Like the Bedouin whom Jewish tourists meet on Birthright today, Palestinian citizens of Israel were viewed as props in Israel’s attempts to present itself to tourists — and thus to the world — as inclusive and democratic. And while building roads to connect isolated villages is praiseworthy, it is precisely the fact that Arabs were — and continue to be — viewed as the perpetual “other” of Israeli society that kept them dependent on the state’s good graces for something as basic as electricity. (In one document, a local mukhtar says that while he would be happy to take part in the anniversary, his town lacks connection to electricity and thus the celebrations would need to take place with kerosene lamps.)
Tourists, of course, were not invited to see how Palestinian citizens —15 percent of the population at the time — found their civil rights, including their ability to travel and work freely, hampered by a restrictive and often brutal military regime.
Sixty years ago the Orientalist displays and attempts to present itself as a democracy that respects the rights of minorities, was an entire apparatus used to subjugate Palestinian citizens and take their land.

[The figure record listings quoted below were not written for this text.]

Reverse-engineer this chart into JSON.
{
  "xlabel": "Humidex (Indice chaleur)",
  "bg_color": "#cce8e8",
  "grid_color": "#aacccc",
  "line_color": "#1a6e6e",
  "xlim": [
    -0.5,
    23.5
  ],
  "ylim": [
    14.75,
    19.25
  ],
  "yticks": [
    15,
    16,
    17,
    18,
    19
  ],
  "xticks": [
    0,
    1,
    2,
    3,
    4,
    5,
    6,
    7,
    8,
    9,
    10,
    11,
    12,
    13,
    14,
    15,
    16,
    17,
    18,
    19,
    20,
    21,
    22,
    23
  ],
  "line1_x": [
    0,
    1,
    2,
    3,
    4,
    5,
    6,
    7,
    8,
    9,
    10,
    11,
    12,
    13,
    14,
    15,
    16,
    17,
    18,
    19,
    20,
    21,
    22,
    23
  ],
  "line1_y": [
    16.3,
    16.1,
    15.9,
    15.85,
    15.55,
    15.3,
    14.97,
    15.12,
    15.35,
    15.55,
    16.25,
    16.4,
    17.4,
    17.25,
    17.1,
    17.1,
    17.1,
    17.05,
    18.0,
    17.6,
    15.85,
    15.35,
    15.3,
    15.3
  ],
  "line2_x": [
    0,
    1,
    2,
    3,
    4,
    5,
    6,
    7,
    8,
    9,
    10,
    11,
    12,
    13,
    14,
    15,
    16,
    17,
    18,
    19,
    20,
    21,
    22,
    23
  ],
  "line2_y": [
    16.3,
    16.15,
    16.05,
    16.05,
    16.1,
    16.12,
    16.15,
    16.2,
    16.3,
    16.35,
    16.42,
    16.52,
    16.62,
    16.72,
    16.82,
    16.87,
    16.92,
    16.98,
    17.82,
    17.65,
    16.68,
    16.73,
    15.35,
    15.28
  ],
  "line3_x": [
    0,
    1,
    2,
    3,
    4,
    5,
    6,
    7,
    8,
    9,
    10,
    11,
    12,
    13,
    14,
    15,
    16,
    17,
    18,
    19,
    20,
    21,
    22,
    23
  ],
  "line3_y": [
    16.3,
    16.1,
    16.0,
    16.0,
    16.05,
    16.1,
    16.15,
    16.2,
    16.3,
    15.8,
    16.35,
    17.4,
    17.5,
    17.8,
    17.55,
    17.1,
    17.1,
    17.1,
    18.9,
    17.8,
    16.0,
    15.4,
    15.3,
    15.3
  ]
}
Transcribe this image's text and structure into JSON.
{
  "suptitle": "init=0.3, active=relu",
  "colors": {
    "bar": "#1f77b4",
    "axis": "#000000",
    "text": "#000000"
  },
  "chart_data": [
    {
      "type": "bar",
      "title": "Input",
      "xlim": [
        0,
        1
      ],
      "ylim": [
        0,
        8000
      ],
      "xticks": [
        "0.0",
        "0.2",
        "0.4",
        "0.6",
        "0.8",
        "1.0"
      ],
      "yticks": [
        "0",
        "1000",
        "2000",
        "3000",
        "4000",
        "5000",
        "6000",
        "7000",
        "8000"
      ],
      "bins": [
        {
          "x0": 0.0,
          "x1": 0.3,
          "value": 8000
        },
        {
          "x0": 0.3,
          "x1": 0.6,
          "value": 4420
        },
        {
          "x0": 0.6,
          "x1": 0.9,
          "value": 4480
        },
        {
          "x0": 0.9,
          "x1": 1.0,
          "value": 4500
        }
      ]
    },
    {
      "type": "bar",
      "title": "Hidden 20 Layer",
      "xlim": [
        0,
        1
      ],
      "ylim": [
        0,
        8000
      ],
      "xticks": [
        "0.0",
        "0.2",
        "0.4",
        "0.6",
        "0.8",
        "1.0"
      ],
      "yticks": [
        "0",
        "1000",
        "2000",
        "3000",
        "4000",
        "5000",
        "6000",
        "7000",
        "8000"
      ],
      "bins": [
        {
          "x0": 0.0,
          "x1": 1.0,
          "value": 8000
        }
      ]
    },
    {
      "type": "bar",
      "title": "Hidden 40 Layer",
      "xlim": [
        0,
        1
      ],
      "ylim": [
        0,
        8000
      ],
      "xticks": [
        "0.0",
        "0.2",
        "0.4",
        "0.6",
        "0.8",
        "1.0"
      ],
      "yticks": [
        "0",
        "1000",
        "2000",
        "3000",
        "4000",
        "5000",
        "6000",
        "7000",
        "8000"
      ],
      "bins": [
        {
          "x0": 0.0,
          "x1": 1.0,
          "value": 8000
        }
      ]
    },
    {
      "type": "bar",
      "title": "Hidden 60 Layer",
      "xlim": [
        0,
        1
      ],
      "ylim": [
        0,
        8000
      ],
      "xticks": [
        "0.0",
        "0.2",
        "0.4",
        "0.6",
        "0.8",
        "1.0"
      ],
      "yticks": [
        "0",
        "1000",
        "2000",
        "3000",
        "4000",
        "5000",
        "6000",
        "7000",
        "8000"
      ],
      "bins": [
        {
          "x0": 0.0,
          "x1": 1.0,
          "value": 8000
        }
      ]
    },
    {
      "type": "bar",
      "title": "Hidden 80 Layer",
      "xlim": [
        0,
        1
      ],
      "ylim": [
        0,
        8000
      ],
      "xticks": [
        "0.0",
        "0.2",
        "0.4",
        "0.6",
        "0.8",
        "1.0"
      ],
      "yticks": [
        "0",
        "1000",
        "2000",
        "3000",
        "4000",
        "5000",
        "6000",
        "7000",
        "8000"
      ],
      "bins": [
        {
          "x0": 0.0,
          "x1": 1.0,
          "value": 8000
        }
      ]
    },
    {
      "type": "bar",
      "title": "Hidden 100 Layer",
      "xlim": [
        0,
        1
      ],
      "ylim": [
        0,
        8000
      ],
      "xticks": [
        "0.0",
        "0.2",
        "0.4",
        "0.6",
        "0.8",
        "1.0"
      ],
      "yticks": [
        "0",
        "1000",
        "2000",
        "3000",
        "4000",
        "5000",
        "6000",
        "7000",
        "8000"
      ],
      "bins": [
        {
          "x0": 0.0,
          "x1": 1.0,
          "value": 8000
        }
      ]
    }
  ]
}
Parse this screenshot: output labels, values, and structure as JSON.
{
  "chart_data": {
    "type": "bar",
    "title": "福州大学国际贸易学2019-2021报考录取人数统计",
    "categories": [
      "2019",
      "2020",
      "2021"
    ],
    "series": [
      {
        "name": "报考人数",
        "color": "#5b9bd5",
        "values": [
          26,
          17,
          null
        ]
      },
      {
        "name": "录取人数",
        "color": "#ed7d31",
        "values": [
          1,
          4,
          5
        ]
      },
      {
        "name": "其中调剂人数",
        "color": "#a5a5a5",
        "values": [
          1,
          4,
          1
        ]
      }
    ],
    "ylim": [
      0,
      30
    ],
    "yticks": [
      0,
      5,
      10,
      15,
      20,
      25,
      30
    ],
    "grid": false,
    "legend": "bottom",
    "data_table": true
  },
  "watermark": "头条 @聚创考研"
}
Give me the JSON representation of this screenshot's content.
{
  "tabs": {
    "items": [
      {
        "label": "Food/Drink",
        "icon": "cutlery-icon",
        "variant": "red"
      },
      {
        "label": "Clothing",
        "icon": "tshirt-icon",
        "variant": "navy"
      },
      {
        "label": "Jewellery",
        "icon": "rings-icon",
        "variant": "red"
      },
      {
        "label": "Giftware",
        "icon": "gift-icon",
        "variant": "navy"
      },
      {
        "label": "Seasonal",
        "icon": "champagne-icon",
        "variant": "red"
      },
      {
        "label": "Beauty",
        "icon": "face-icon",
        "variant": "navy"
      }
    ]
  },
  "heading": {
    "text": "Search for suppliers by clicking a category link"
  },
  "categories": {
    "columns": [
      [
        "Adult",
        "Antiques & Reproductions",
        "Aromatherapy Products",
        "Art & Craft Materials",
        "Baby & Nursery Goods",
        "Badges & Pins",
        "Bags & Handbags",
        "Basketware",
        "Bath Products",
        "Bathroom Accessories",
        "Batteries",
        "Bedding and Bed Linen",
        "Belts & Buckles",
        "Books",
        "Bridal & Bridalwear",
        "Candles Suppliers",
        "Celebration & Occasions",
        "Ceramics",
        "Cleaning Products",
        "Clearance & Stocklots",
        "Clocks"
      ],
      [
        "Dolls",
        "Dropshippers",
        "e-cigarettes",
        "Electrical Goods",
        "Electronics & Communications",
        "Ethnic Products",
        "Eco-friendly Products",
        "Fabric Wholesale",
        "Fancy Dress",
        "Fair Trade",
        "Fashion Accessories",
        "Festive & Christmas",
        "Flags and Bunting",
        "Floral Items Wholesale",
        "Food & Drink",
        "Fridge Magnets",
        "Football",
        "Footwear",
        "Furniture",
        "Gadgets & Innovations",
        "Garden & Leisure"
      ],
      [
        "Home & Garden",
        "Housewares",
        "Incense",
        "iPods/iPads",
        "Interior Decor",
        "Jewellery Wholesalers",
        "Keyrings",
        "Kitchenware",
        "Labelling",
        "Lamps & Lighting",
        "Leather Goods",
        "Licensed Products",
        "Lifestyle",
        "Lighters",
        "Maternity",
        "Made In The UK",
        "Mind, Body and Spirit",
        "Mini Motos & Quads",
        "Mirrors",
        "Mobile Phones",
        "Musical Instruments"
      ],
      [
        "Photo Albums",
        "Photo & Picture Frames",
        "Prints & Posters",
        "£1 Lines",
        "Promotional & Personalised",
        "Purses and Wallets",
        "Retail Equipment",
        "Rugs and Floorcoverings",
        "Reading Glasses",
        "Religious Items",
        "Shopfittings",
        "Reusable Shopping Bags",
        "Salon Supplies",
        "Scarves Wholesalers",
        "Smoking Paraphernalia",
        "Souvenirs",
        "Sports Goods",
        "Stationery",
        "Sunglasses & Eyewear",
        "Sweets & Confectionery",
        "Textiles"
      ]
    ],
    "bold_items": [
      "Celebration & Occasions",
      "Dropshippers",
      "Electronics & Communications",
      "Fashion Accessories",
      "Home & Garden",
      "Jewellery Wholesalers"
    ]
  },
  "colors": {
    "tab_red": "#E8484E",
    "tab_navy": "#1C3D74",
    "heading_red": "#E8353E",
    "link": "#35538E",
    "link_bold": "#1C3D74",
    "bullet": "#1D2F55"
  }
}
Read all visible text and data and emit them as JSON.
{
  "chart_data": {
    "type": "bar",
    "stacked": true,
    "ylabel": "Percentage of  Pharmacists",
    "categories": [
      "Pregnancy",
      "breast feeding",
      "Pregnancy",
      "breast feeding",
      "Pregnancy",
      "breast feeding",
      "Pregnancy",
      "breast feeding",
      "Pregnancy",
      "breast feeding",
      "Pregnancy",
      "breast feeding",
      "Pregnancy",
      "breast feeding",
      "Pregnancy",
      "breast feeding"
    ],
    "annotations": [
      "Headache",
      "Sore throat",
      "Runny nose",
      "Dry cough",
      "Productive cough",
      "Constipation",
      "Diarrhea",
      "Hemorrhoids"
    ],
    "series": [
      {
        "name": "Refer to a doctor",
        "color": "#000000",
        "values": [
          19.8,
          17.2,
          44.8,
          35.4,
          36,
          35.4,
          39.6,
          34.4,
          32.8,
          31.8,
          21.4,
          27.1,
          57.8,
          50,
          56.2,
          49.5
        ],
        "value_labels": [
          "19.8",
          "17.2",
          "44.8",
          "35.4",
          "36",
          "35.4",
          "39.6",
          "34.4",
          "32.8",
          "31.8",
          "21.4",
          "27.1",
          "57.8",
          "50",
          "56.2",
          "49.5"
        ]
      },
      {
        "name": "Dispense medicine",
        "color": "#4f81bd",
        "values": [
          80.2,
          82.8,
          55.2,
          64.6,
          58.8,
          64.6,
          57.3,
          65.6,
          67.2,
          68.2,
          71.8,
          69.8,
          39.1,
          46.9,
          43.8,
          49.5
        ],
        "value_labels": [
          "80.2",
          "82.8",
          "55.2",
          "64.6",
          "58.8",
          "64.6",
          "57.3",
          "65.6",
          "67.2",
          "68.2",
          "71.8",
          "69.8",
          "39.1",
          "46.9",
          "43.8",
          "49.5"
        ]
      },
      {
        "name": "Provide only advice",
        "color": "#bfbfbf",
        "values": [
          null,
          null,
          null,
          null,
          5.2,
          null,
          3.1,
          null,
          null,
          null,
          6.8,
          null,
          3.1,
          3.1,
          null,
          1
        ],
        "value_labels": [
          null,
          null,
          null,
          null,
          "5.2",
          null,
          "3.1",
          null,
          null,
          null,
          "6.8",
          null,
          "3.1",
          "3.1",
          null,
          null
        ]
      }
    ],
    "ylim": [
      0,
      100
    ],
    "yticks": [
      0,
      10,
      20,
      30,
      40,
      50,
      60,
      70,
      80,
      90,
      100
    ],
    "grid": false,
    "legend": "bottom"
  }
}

Any tourists or Jewish Israelis who came to celebrate 10 years of Israeli statehood with the Arab community likely had no idea that such an apparatus even existed.
Tourists coming to Israel today on programs like Birthright, of course, still don’t learn about the home demolitions, land expropriations, and wholesale evictions that affect entire Bedouin communities in the Negev. Instead, just like in 1958, they are sold a fantasy of a nomadic people who live in tents, waiting to usher in their Western guests with plates of food, pots of Arabic coffee, and scenic camel rides.